First, it has allowed a much broader access to information so that people can find many sources for news. It has made the world smaller and allowed us to know what others are thinking and saying about the war. For example, this morning I can read news of the war from the BBC in the UK, from Canada, from New Zealand, from the Czech Republic, or from Pakistan.
In addition to reviewing news from around the world, I can also read information directly from the US Administration. For example, here is a transcript of remarks on the war recently made by the President in St. Louis. This allows them to take their case directly to the people. It also provides the people an opportunity to determine exactly what the President’s case for war is. By reading the transcripts of the President’s remarks, people can make up their own mind.
And if people agree or disagree with the President, letting him (or their representatives) know about it is simple as well. In addition to its other activities, Common Cause provides one way for any citizen to easily compose and send e-mail or faxes to their Representatives and Senators. This short feedback loop allows members of Congress to learn firsthand the feelings of the voters.
And as it always has, the Internet provides a great opportunity for ‘communities’ to spring up.
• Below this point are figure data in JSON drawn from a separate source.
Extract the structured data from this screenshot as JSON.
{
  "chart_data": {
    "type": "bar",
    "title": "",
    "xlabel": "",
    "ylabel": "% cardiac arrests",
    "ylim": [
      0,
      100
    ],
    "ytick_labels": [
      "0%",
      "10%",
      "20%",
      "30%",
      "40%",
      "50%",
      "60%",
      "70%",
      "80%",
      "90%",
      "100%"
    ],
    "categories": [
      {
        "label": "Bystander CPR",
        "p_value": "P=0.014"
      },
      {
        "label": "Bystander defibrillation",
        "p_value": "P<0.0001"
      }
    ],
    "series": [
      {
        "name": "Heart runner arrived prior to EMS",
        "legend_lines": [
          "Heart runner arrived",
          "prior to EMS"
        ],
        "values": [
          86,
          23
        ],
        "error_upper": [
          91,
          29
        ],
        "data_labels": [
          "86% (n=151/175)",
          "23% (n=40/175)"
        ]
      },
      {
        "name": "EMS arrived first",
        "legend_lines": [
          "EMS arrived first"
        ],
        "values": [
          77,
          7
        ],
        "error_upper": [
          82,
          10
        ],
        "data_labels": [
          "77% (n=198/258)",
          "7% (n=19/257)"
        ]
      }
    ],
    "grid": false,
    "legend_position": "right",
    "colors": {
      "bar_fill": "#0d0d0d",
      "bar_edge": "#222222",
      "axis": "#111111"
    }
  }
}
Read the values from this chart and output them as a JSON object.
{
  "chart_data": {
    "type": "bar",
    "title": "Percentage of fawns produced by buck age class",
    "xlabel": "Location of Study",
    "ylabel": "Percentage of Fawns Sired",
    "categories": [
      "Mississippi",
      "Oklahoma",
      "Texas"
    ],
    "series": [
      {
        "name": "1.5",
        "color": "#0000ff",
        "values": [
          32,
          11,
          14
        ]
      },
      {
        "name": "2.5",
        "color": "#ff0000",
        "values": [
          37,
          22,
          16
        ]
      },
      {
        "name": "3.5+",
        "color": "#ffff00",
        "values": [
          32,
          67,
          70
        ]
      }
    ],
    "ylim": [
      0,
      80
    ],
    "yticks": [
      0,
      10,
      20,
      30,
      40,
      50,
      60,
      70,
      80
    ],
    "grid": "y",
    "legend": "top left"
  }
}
For example, the Move On oganization in a relatively short time has gathered over 700,000 members that are banding together in protest against the war. Using only the Internet they raised over $400,000 to air TV ads around the country. In a single day of fund raising, they also raised enough money to run a pro-peace TV commercial during the Superbowl. Imagine any non-profit attempting to raise that kind of money from small donations in a single day before the Internet existed. It just wasn’t possible. Another example is International ANSWER. They were able to organize mass demonstrations in Washington, DC and San Francisco using the Internet. They literally organized bus trips to the demonstrations from over 100 US cities using the Internet.
In many ways, this is a history making moment. But given the dynamic nature of the Internet, how much of this ‘content’ will be retained? Years from now, will these stories be available and part of the record of history? Who will capture the news stories, the presidential remarks, the organizing e-mails, the editorials and (yes) even the Weblogs that make up this dynamic story?
We have an opportunity to have history write itself. If we capture and save the news stories, remarks and organizing e-mails, then later generations will have the best account ever created for what actually happened in the run up to a war. (And if there is no war, then the Internet will have played a big role in preventing it.)
Who will save the Internet content that is part of this historic moment for posterity?